Meskipun dimiliki secara pribadi, kedua perusahaan tersebut memiliki hubungan erat dengan rezim Tiongkok. Produk-produk mereka telah ditolak oleh pemerintah di seluruh dunia karena risiko spionase dan pelanggaran keamanan nasional.

Meskipun perjanjian Obama dan Xi Jinping tahun 2015 tersebut pada awalnya secara signifikan telah menurunkan serangan langsung pada jaringan komputer, “ia tidak melakukan apa pun untuk mencegah pembajakan faktor penunjang utama (backbone) internet vital untuk negara-negara Barat.”

“Secara nyaman dan menguntungkan, China Telecom memiliki 10 ‘point of presence’ (PoP) internet yang dikendalikan secara strategis di seluruh backbone internet di Amerika Utara,” kata laporan itu.

PoP adalah titik akses lokal yang menghubungkan para pengguna dari satu area ke bagian area internet lainnya.
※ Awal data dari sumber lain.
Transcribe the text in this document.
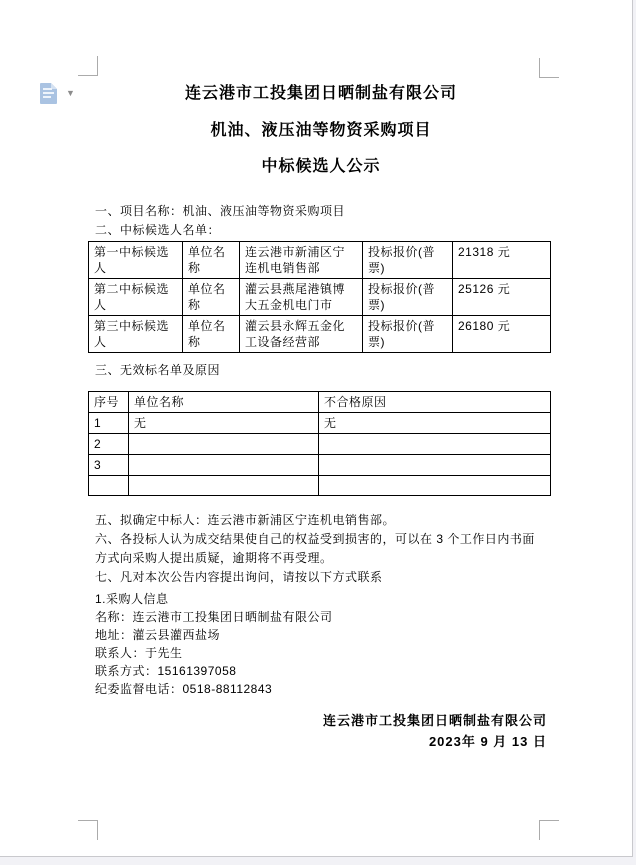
▼	连云港市工投集团日晒制盐有限公司
机油、液压油等物资采购项目
中标候选人公示
一、项目名称：机油、液压油等物资采购项目
二、中标候选人名单：
第一中标候选人	单位名称	连云港市新浦区宁连机电销售部	投标报价(普票)	21318 元
第二中标候选人	单位名称	灌云县燕尾港镇博大五金机电门市	投标报价(普票)	25126 元
第三中标候选人	单位名称	灌云县永辉五金化工设备经营部	投标报价(普票)	26180 元
三、无效标名单及原因
序号	单位名称	不合格原因
1	无	无
2		
3		

五、拟确定中标人：连云港市新浦区宁连机电销售部。
六、各投标人认为成交结果使自己的权益受到损害的，可以在 3 个工作日内书面方式向采购人提出质疑，逾期将不再受理。
七、凡对本次公告内容提出询问，请按以下方式联系
1.采购人信息
名称：连云港市工投集团日晒制盐有限公司
地址：灌云县灌西盐场
联系人：于先生
联系方式：15161397058
纪委监督电话：0518-88112843
连云港市工投集团日晒制盐有限公司
2023年 9 月 13 日
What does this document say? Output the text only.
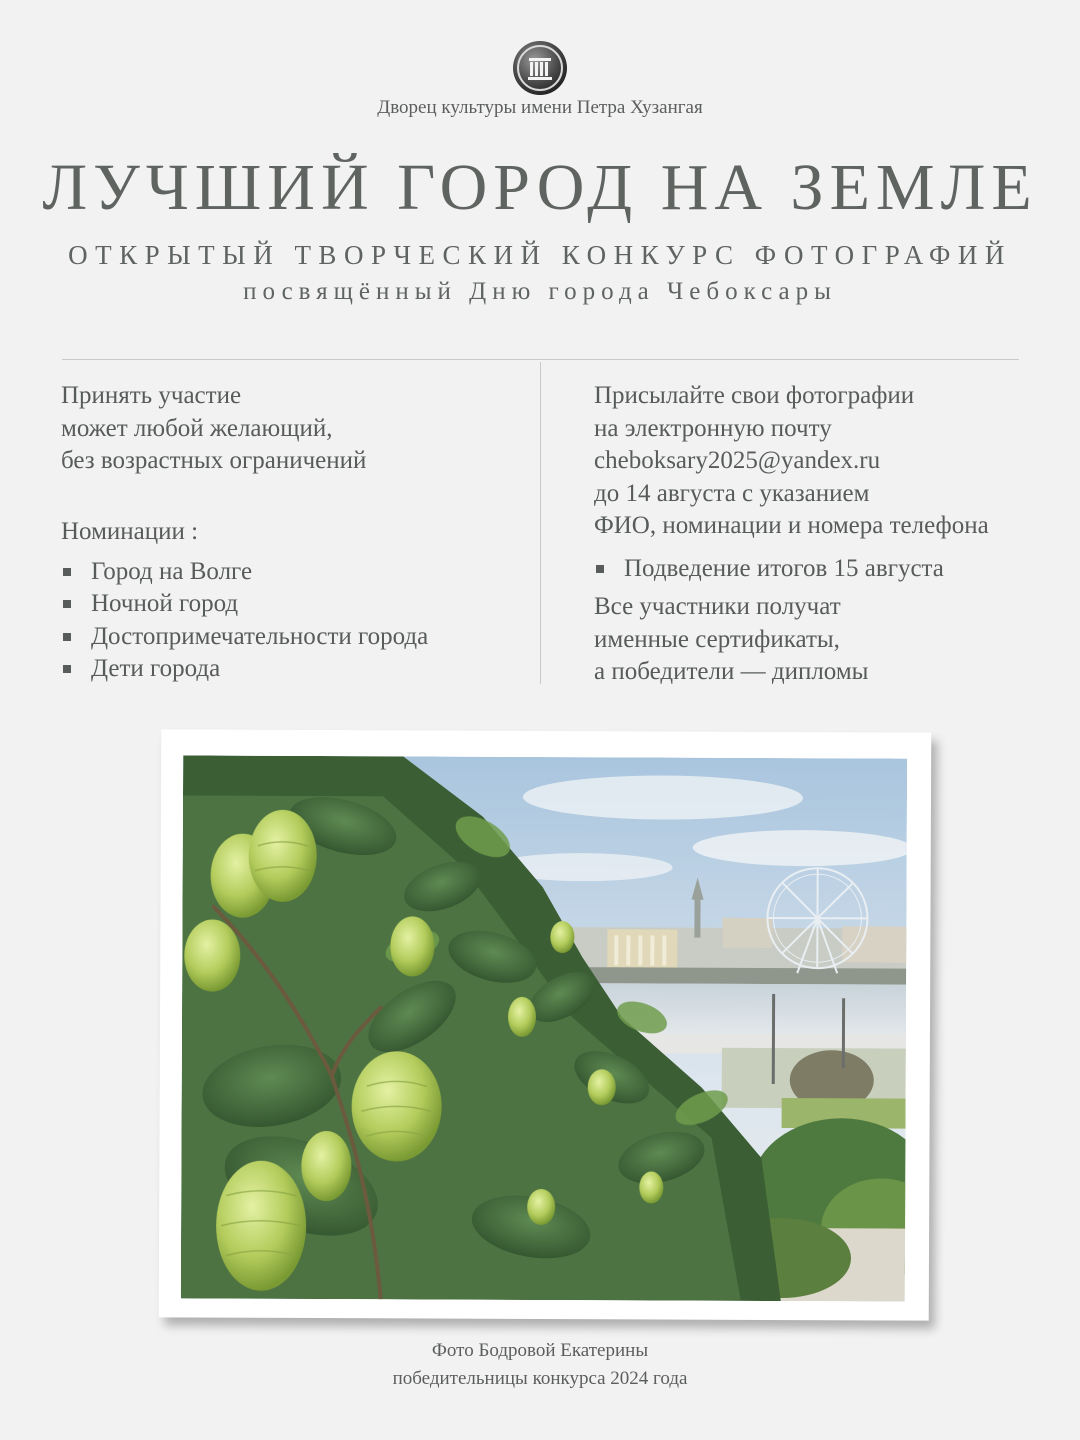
Дворец культуры имени Петра Хузангая
ЛУЧШИЙ ГОРОД НА ЗЕМЛЕ
ОТКРЫТЫЙ ТВОРЧЕСКИЙ КОНКУРС ФОТОГРАФИЙ
посвящённый Дню города Чебоксары
Принять участие
может любой желающий,
без возрастных ограничений
Номинации :
Город на Волге
Ночной город
Достопримечательности города
Дети города
Присылайте свои фотографии
на электронную почту
cheboksary2025@yandex.ru
до 14 августа с указанием
ФИО, номинации и номера телефона
Подведение итогов 15 августа
Все участники получат
именные сертификаты,
а победители — дипломы
Фото Бодровой Екатерины
победительницы конкурса 2024 года
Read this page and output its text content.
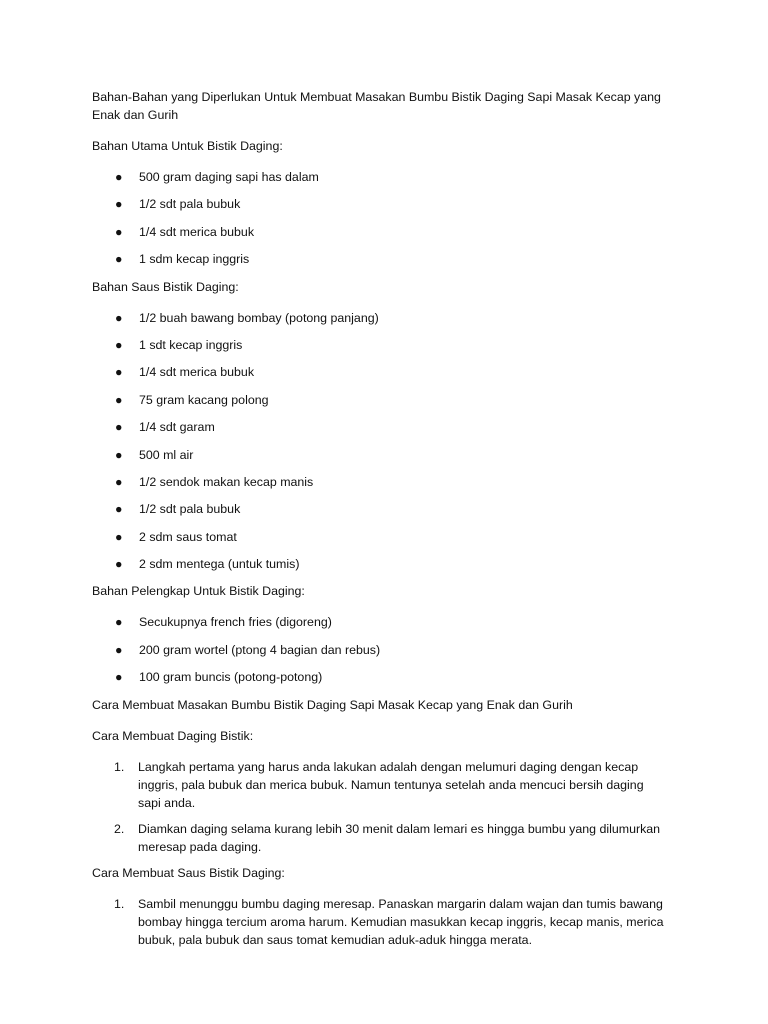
Bahan-Bahan yang Diperlukan Untuk Membuat Masakan Bumbu Bistik Daging Sapi Masak Kecap yang Enak dan Gurih

Bahan Utama Untuk Bistik Daging:

● 500 gram daging sapi has dalam
● 1/2 sdt pala bubuk
● 1/4 sdt merica bubuk
● 1 sdm kecap inggris

Bahan Saus Bistik Daging:

● 1/2 buah bawang bombay (potong panjang)
● 1 sdt kecap inggris
● 1/4 sdt merica bubuk
● 75 gram kacang polong
● 1/4 sdt garam
● 500 ml air
● 1/2 sendok makan kecap manis
● 1/2 sdt pala bubuk
● 2 sdm saus tomat
● 2 sdm mentega (untuk tumis)

Bahan Pelengkap Untuk Bistik Daging:

● Secukupnya french fries (digoreng)
● 200 gram wortel (ptong 4 bagian dan rebus)
● 100 gram buncis (potong-potong)

Cara Membuat Masakan Bumbu Bistik Daging Sapi Masak Kecap yang Enak dan Gurih

Cara Membuat Daging Bistik:

1. Langkah pertama yang harus anda lakukan adalah dengan melumuri daging dengan kecap inggris, pala bubuk dan merica bubuk. Namun tentunya setelah anda mencuci bersih daging sapi anda.
2. Diamkan daging selama kurang lebih 30 menit dalam lemari es hingga bumbu yang dilumurkan meresap pada daging.

Cara Membuat Saus Bistik Daging:

1. Sambil menunggu bumbu daging meresap. Panaskan margarin dalam wajan dan tumis bawang bombay hingga tercium aroma harum. Kemudian masukkan kecap inggris, kecap manis, merica bubuk, pala bubuk dan saus tomat kemudian aduk-aduk hingga merata.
China Telecom telah membajak data melalui PoP-nya di infrastruktur internet Amerika Serikat dan negara-negara barat lainnya, kemudian mengalihkan lalu lintas internet tersebut melalui Tiongkok untuk “penggunaan jahat.” Laporan tersebut mencatat bahwa node (titik redistribusi atau titik akhir komunikasi) internet yang digunakan dalam bentuk pencurian ini berlokasi “di seluruh dunia termasuk Eropa dan Asia.”

“Penghargaan-penghargaan besar dapat diperoleh dari pembajakan, pengalihan, lalu menyalin lalu lintas yang kaya dengan informasi yang masuk atau melintasi Amerika Serikat dan Kanada, sering tanpa diketahui dan kemudian disampaikan hanya dengan jeda waktu sedikit,” menurut laporan tersebut.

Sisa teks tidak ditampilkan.